In response to the ad, Mitt Romney has been quoted saying, “He was the first person in the campaign to run negative ads, attacking me. He did that through his campaign in South Carolina, his [super] PAC also ran negative ads against me, and then he’s got the most negative ad I’ve seen, so far—the one attacking me for attacking him” (Well, 2012). In another interview, he says, “That’s the nature of politics, which is that you always accuse the other guy of what you’re doing yourself” (Camia, 2012).

References

Altman, R. (1986). “Television/Sound.” In Studies in Entertainment: Critical Approaches to Mass Culture. Edited by Tania Modleski. Bloomington: Indiana University Press, 1986.

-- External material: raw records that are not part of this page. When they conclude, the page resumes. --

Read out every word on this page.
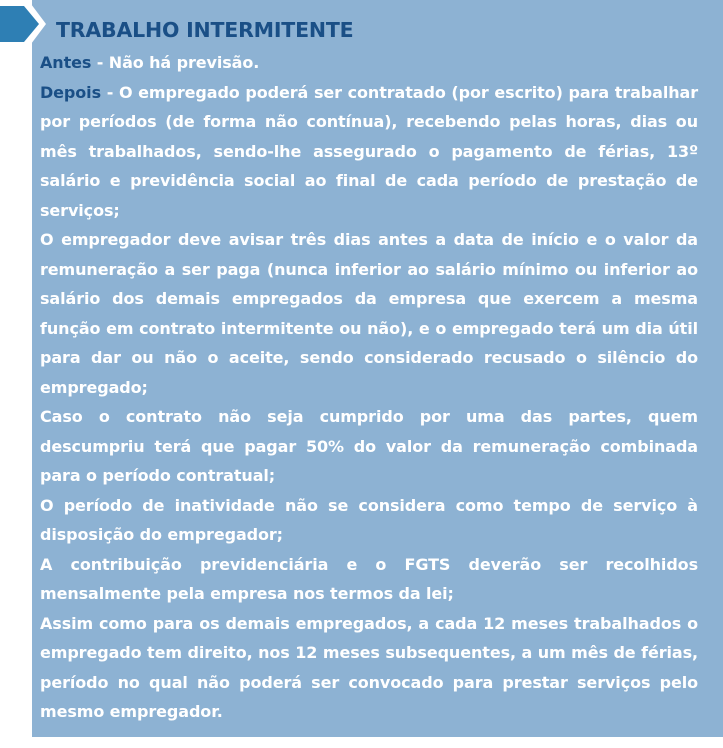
TRABALHO INTERMITENTE

Antes - Não há previsão.

Depois - O empregado poderá ser contratado (por escrito) para trabalhar por períodos (de forma não contínua), recebendo pelas horas, dias ou mês trabalhados, sendo-lhe assegurado o pagamento de férias, 13º salário e previdência social ao final de cada período de prestação de serviços;

O empregador deve avisar três dias antes a data de início e o valor da remuneração a ser paga (nunca inferior ao salário mínimo ou inferior ao salário dos demais empregados da empresa que exercem a mesma função em contrato intermitente ou não), e o empregado terá um dia útil para dar ou não o aceite, sendo considerado recusado o silêncio do empregado;

Caso o contrato não seja cumprido por uma das partes, quem descumpriu terá que pagar 50% do valor da remuneração combinada para o período contratual;

O período de inatividade não se considera como tempo de serviço à disposição do empregador;

A contribuição previdenciária e o FGTS deverão ser recolhidos mensalmente pela empresa nos termos da lei;

Assim como para os demais empregados, a cada 12 meses trabalhados o empregado tem direito, nos 12 meses subsequentes, a um mês de férias, período no qual não poderá ser convocado para prestar serviços pelo mesmo empregador.
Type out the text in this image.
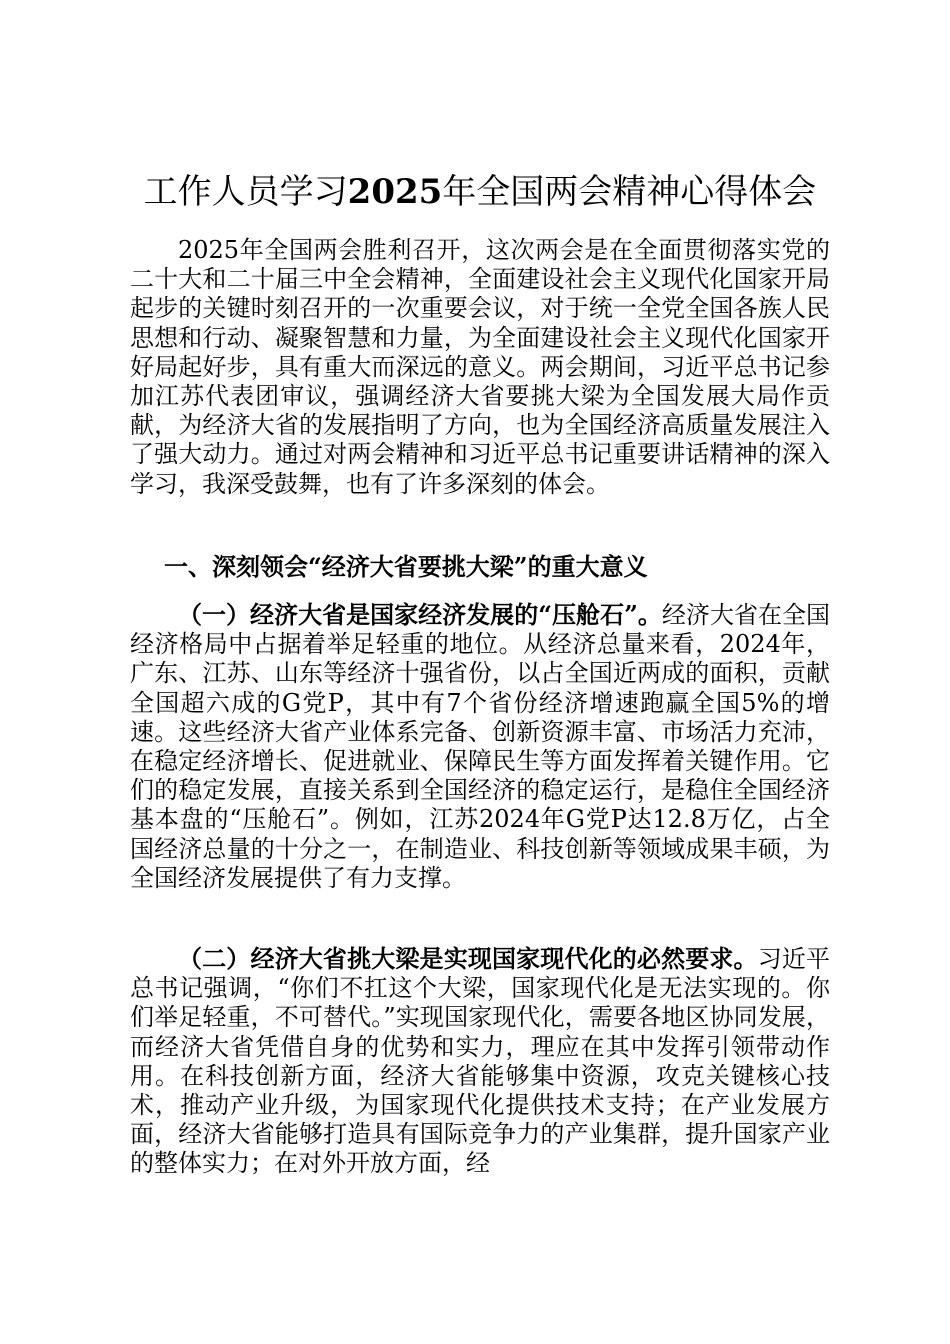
工作人员学习2025年全国两会精神心得体会

2025年全国两会胜利召开，这次两会是在全面贯彻落实党的二十大和二十届三中全会精神，全面建设社会主义现代化国家开局起步的关键时刻召开的一次重要会议，对于统一全党全国各族人民思想和行动、凝聚智慧和力量，为全面建设社会主义现代化国家开好局起好步，具有重大而深远的意义。两会期间，习近平总书记参加江苏代表团审议，强调经济大省要挑大梁为全国发展大局作贡献，为经济大省的发展指明了方向，也为全国经济高质量发展注入了强大动力。通过对两会精神和习近平总书记重要讲话精神的深入学习，我深受鼓舞，也有了许多深刻的体会。

一、深刻领会“经济大省要挑大梁”的重大意义

（一）经济大省是国家经济发展的“压舱石”。经济大省在全国经济格局中占据着举足轻重的地位。从经济总量来看，2024年，广东、江苏、山东等经济十强省份，以占全国近两成的面积，贡献全国超六成的G党P，其中有7个省份经济增速跑赢全国5%的增速。这些经济大省产业体系完备、创新资源丰富、市场活力充沛，在稳定经济增长、促进就业、保障民生等方面发挥着关键作用。它们的稳定发展，直接关系到全国经济的稳定运行，是稳住全国经济基本盘的“压舱石”。例如，江苏2024年G党P达12.8万亿，占全国经济总量的十分之一，在制造业、科技创新等领域成果丰硕，为全国经济发展提供了有力支撑。

（二）经济大省挑大梁是实现国家现代化的必然要求。习近平总书记强调，“你们不扛这个大梁，国家现代化是无法实现的。你们举足轻重，不可替代。”实现国家现代化，需要各地区协同发展，而经济大省凭借自身的优势和实力，理应在其中发挥引领带动作用。在科技创新方面，经济大省能够集中资源，攻克关键核心技术，推动产业升级，为国家现代化提供技术支持；在产业发展方面，经济大省能够打造具有国际竞争力的产业集群，提升国家产业的整体实力；在对外开放方面，经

Camia, C. (2012, February 5). Santorum’s “Rombo” ad fires mud at Romney. USA Today. Retrieved from http://content.usatoday.com/communities/onpolitics/post/2012/02/rick-santorum-rombo-ad-mitt-romney-/1#.T10TORyH9Eh.

Harris, P. (2012, February 21). Rick Santorum’s mud ad sticks it to Mitt Romney. The Guardian. Retrieved from http://www.guardian.co.uk/commentisfree/cifamerica/2012/feb/21/rick-santorum-mud-ad-sticks-romney.

Jacobson, L. (2012, February 14). In “Rombo” ad, Rick Santorum says Mitt Romney adviser equated Massachusetts health care law with Obama’s. Tampa Bay Times. Retrieved from http://www.politifact.com/truth-o-meter/statements/2012/feb/16/rick-santorum/rombo-ad-rick-santorum-says-mitt-romney-adviser-eq/.

Jimmy Kimmel spoofs Rick Santorum’s ‘Rombo’ ad. (2012, February 16). The Huffington Post. Retrieved from http://www.huffingtonpost.com/2012/02/16/jimmy-kimmel-spoofs-rick-sanoturm-rombo_n_1282614.html.

Moore, M. T. (2012, February 9). Romney’s negative ads could cost him voters. USA Today. Retrieved from http://www.usatoday.com/news/politics/story/2012-02-09/mitt-romney-negative-ads-super-pac/53032978/1

Overby, P. (2012, March 6). Romney’s wins have come with negative messages. NPR. Retrieved from http://www.npr.org/2012/03/06/148006655/romneys-wins-have-come-with-negative-messages

Overby, P. (2012, March 8). Romney superPAC spends millions on negative ads. NPR. Retrieved from http://www.npr.org/2012/03/08/148246578/romney-superpac-still-spending-millions-on-negative-ads

Parry-Giles, S. (2000). Mediating Hillary Rodham Clinton: Television news practices and image-making in the postmodern age. Critical Studies in Media Communication, 17(2), 205-226.